Durch die höchstrichterliche Rechtsprechung ist indessen bereits geklärt, unter welchen Voraussetzungen ein Mehrbedarf wegen kostenaufwändiger Ernährung in Betracht kommt (vgl. etwa BSG, Urteil vom 9. Juni 2011 - B 8 SO 11/10 R - (juris); ferner BSGE 100, 83 = SozR 4-4200 § 20 Nr. 6; BSG SozR 4-4200 § 21 Nrn. 2, 10, 12 und 14). Mithin fehlt es vorliegend bereits an der Klärungsbedürftigkeit einer Rechtsfrage.
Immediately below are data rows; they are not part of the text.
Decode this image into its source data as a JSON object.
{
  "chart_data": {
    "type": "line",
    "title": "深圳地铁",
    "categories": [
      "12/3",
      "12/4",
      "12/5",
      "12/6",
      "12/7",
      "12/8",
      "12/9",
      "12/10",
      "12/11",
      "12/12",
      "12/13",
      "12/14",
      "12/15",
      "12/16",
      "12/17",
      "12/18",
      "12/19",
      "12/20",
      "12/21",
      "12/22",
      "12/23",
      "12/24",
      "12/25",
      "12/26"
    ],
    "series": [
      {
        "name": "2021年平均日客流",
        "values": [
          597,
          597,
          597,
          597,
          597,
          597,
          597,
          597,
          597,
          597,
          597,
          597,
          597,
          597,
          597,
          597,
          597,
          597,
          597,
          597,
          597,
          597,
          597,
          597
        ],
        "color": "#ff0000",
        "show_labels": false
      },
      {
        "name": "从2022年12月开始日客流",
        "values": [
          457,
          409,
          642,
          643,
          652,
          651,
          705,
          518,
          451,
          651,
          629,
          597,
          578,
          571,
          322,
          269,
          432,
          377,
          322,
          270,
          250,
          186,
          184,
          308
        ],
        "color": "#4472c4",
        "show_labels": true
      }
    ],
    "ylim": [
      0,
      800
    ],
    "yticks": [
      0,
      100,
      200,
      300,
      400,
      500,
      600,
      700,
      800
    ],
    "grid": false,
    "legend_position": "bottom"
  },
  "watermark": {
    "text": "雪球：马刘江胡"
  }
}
b) Auch eine Divergenz (§ 144 Abs. 2 Nr.2 SGG) liegt nicht vor; eine solche ist erst dann gegeben, wenn das Sozialgericht von einem die Entscheidung des Berufungsgerichts oder eines anderen der in § 144 Abs. 2 Nr. 2 SGG genannten Gerichte und Gerichtshöfe tragenden Rechtssatz abgewichen ist (vgl. BSG SozR 1500 § 160 Nr. 61; SozR a.a.O. § 160a Nr. 67; BSG, Beschluss vom 31. Juli 2007 - B 13 R 204/07 B - (juris)). Das SG hat die höchstrichterliche Rechtsprechung im Urteil vom 7. August 2012 indessen berücksichtigt und insbesondere auch die rechtliche Einordnung der Empfehlungen des Deutschen Vereins zur Gewährung von Krankenkostzulagen in der Sozialhilfe vom 1. Oktober 2008 (abgedruckt in NDV 2008, 503 (i.F.: Empfehlungen 2008)) beachtet, welche nach der Rechtsprechung des BSG (vgl. Urteile vom 10. Mai 2011 - B 4 AS 100/10 R - (SozR 4-4200 § 21 Nr. 12) und vom 22. November 2011 - B 4 AS 138/10 R - (SozR 4-4200 § 21 Nr. 14)) nur als Orientierungshilfe, nicht jedoch als antizipierte Sachverständigengutachten zu werten sind.

c) Ferner ist ein entscheidungserheblicher Verfahrensmangel (§ 144 Abs. 2 Nr. 3 SGG) nicht ersichtlich. Soweit der Kläger geltend macht, die behandelnden Ärzte Dr. W. und Dr. S. bestätigten die Notwendigkeit einer "dauerhaften Sonderkost", ist damit ein Verfahrensverstoß nicht aufgezeigt. Das SG hat im Urteil vom 7. August 2012 dargetan, weshalb es - bezogen auf den vorliegenden Einzelfall - einen krankheitsbedingten Mehrbedarf bei den attestierten Gesundheitsstörungen Hyperlipidämie, Hyperurikämie und Hypertonie verneint hat. Soweit der Kläger dies beanstandet, rügt er in Wahrheit die Beweiswürdigung in der erstinstanzlichen Entscheidung, die jedoch nicht dem äußeren Verfahrensgang, sondern dem materiellen Recht zuzurechnen (vgl. BSG, Beschluss vom 25. April 2001 - B 11 AL 27/01 B - (juris); Leitherer in Meyer-Ladewig u.a., a.a.O., § 144 Rdnr. 34a) und deshalb mit der Verfahrensrüge grundsätzlich nicht angreifbar ist. Das SG wäre im Übrigen an weiteren Ermittlungen im Klageverfahren auch deswegen gehindert gewesen, weil der Kläger trotz Aufforderung eine Entbindungserklärung von der ärztlichen Schweigepflicht für das Verfahren nicht vorgelegt hatte; hierauf ist der Kläger im Beschwerdeverfahren an keiner Stelle eingegangen.

2. Bereits aus den oben genannten Gründen hat das Prozesskostenhilfegesuch des Klägers keinen Erfolg (§ 73a Abs. 1 SGG i.V.m. § 114 der Zivilprozessordnung (ZPO)), weshalb es auf die weiteren Bewilligungsvoraussetzungen nicht mehr ankommt.

Die Kostenentscheidung beruht auf der entsprechenden Anwendung des § 193 SGG.

Mangels Anfechtbarkeit der vorliegenden Nichtzulassungsentscheidung wird das Urteil des SG vom 7. August 2012 hiermit rechtskräftig (§ 145 Abs. 4 Satz 4 SGG).